Provisioning policy parameter usage scenarios

The following scenarios illustrate usage of provisioning policy parameters.

Scenario 1: No attributes defined

If no parameter values are selected for a multi-valued attribute, all values are valid for this attribute.

If a parameter is added for a multi-valued attribute with the parameter type as Allowed (valid), all other values for this attribute are implicitly excluded for this policy.

If an attribute value is added to a policy as valid, all other values are implicitly excluded for that parameter for the policy.

For multiple applicable entitlements, a valid attribute value is determined by the join directive for the attribute. See the following scenarios.

Scenario 2: Priority-based provisioning policy join directive

The following table identifies two examples of provisioning policies:

Table 1. Provisioning policy examples
Policy	Description
Policy 1	Priority = 1 Attribute: `erdivision` = divisionA, `enforcement` = DEFAULT
Policy 2	Priority = 2 Attribute: `erdivision` = divisionB, `enforcement` = MANDATORY

Because Policy 1 has a higher priority, only Policy 1's definition for the erdivision attribute is used. Policy 2's definition for the erdivision attribute is ignored.

During policy validation, including reconciliation with policy check option turned on, divisionA might exist on the erdivision attribute. All other values are valid, because the only policy that is being considered in a priority join is Policy 1, which has DEFAULT enforcement on erdivision.

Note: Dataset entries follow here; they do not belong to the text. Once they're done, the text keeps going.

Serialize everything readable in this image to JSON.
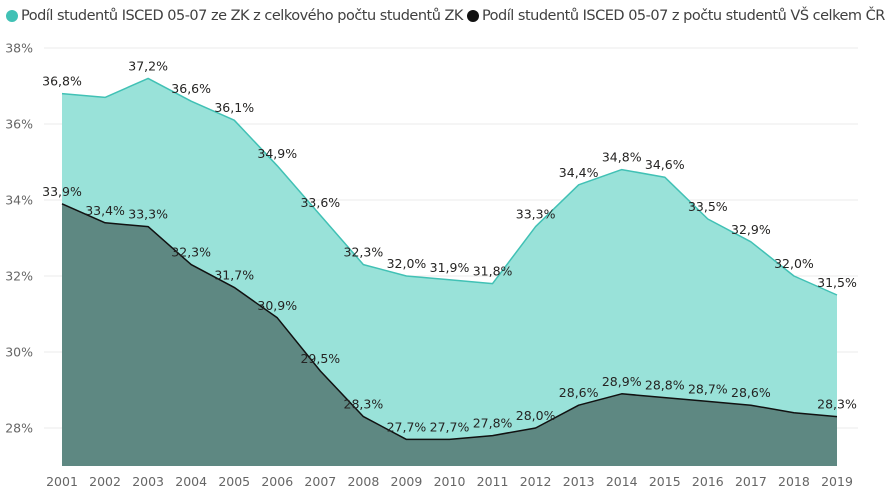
{
  "chart_data": {
    "type": "area",
    "title": "",
    "xlabel": "",
    "ylabel": "",
    "x": [
      "2001",
      "2002",
      "2003",
      "2004",
      "2005",
      "2006",
      "2007",
      "2008",
      "2009",
      "2010",
      "2011",
      "2012",
      "2013",
      "2014",
      "2015",
      "2016",
      "2017",
      "2018",
      "2019"
    ],
    "ylim": [
      27,
      38
    ],
    "yticks": [
      28,
      30,
      32,
      34,
      36,
      38
    ],
    "ytick_labels": [
      "28%",
      "30%",
      "32%",
      "34%",
      "36%",
      "38%"
    ],
    "grid": true,
    "legend_position": "top-left",
    "series": [
      {
        "name": "Podíl studentů ISCED 05-07 ze ZK z celkového počtu studentů ZK",
        "color": "#41c1b5",
        "fill": "#99e2d9",
        "values": [
          36.8,
          36.7,
          37.2,
          36.6,
          36.1,
          34.9,
          33.6,
          32.3,
          32.0,
          31.9,
          31.8,
          33.3,
          34.4,
          34.8,
          34.6,
          33.5,
          32.9,
          32.0,
          31.5
        ],
        "labels": [
          "36,8%",
          null,
          "37,2%",
          "36,6%",
          "36,1%",
          "34,9%",
          "33,6%",
          "32,3%",
          "32,0%",
          "31,9%",
          "31,8%",
          "33,3%",
          "34,4%",
          "34,8%",
          "34,6%",
          "33,5%",
          "32,9%",
          "32,0%",
          "31,5%"
        ]
      },
      {
        "name": "Podíl studentů ISCED 05-07 z počtu studentů VŠ celkem ČR",
        "color": "#111111",
        "fill": "#5e8882",
        "values": [
          33.9,
          33.4,
          33.3,
          32.3,
          31.7,
          30.9,
          29.5,
          28.3,
          27.7,
          27.7,
          27.8,
          28.0,
          28.6,
          28.9,
          28.8,
          28.7,
          28.6,
          28.4,
          28.3
        ],
        "labels": [
          "33,9%",
          "33,4%",
          "33,3%",
          "32,3%",
          "31,7%",
          "30,9%",
          "29,5%",
          "28,3%",
          "27,7%",
          "27,7%",
          "27,8%",
          "28,0%",
          "28,6%",
          "28,9%",
          "28,8%",
          "28,7%",
          "28,6%",
          null,
          "28,3%"
        ]
      }
    ]
  }
}
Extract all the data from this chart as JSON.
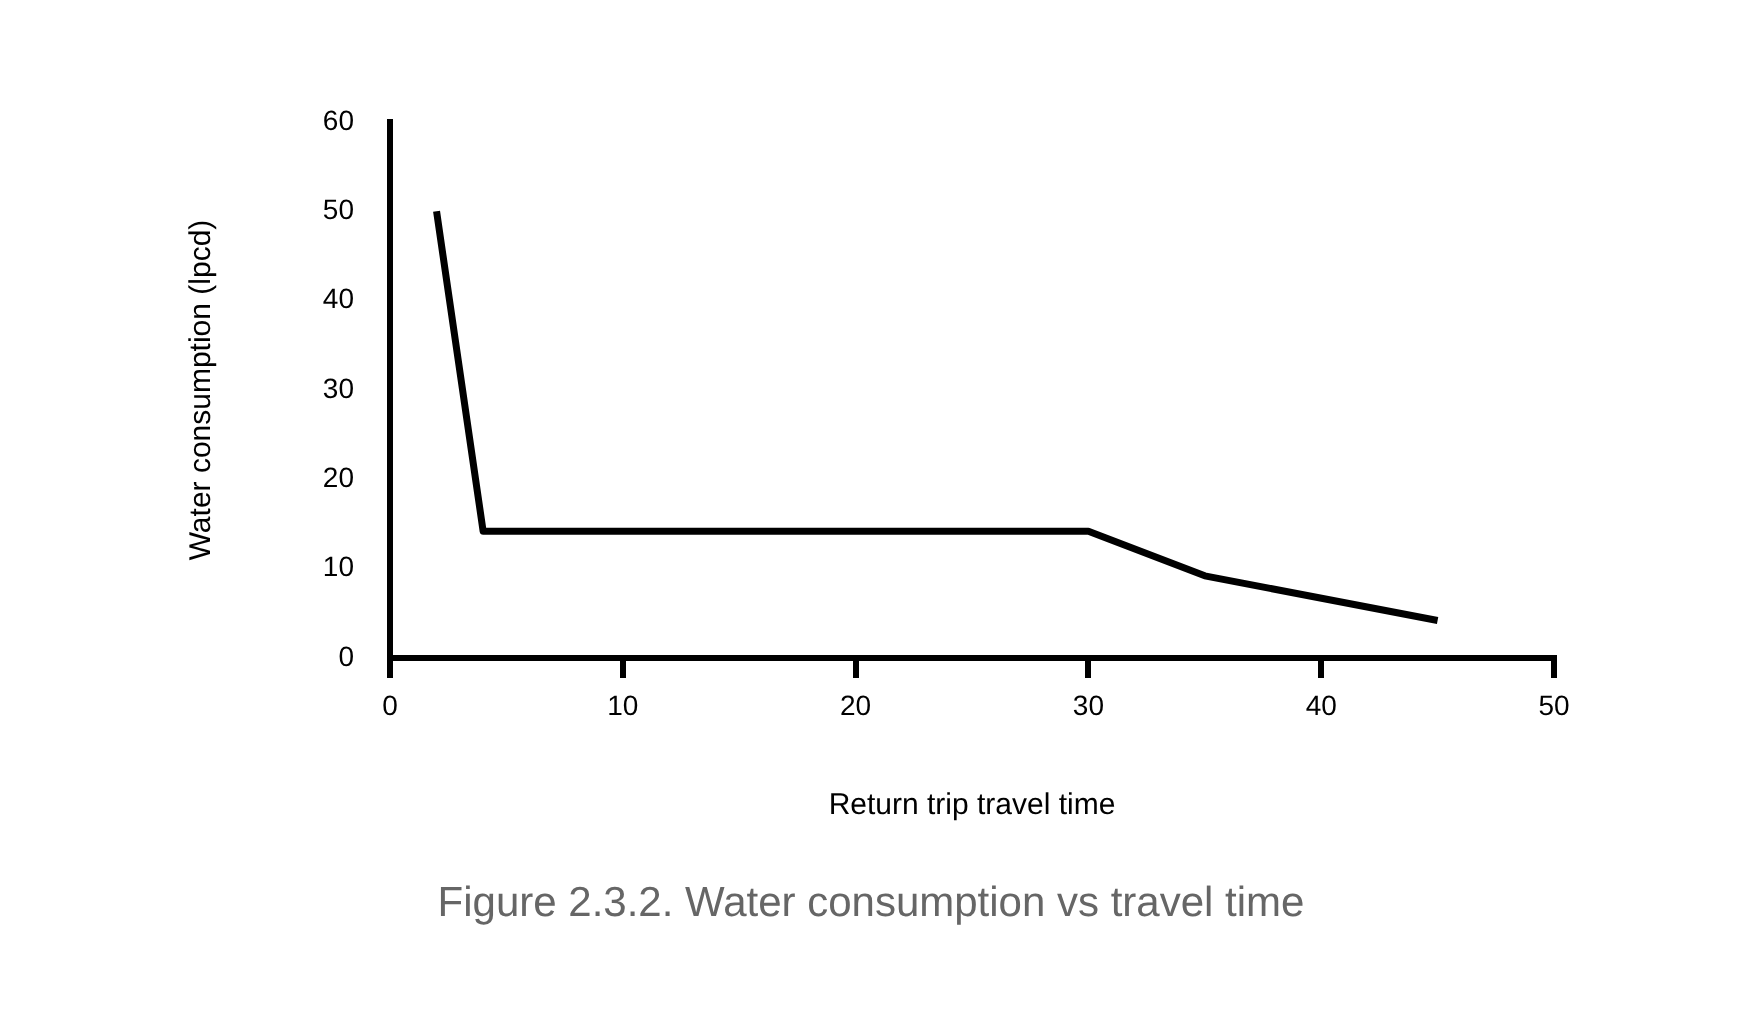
{
  "chart_data": {
    "type": "line",
    "xlabel": "Return trip travel time",
    "ylabel": "Water consumption (lpcd)",
    "x": [
      2,
      4,
      30,
      35,
      45
    ],
    "values": [
      50,
      14.2,
      14.2,
      9.2,
      4.2
    ],
    "color": "#000000",
    "xlim": [
      0,
      50
    ],
    "xticks": [
      0,
      10,
      20,
      30,
      40,
      50
    ],
    "ylim": [
      0,
      60
    ],
    "yticks": [
      0,
      10,
      20,
      30,
      40,
      50,
      60
    ],
    "grid": false,
    "legend": false,
    "marker": "none",
    "line_style": "solid",
    "annotations": [
      "Figure 2.3.2. Water consumption vs travel time"
    ]
  }
}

DEFAULT enforcement by itself is interpreted as valid for all values, but the default value is the value specified on the new account.

Note: A priority join directive is the default join directive for all single-valued and string-typed attributes.

Scenario 3: Union-based provisioning policy join directive

The following table identifies two example provisioning policies:

Table 2. Sample provisioning policies
Policy	Description
Policy 1	Priority = 1 Attribute: `localgroup` = groupA, `enforcement` = DEFAULT
Policy 2	Priority = 2 Attribute: `localgroup` = groupB, `enforcement` = MANDATORY

Because the join directive is defined as UNION, the resulting policy uses the following definitions for the policies:

During account creation, localgroup is defined as groupA and groupB.
During reconciliations, localgroup is defined as groupB if the attribute is undefined or incorrectly defined.

Note: A union join directive is the default join directive for multi-valued attributes.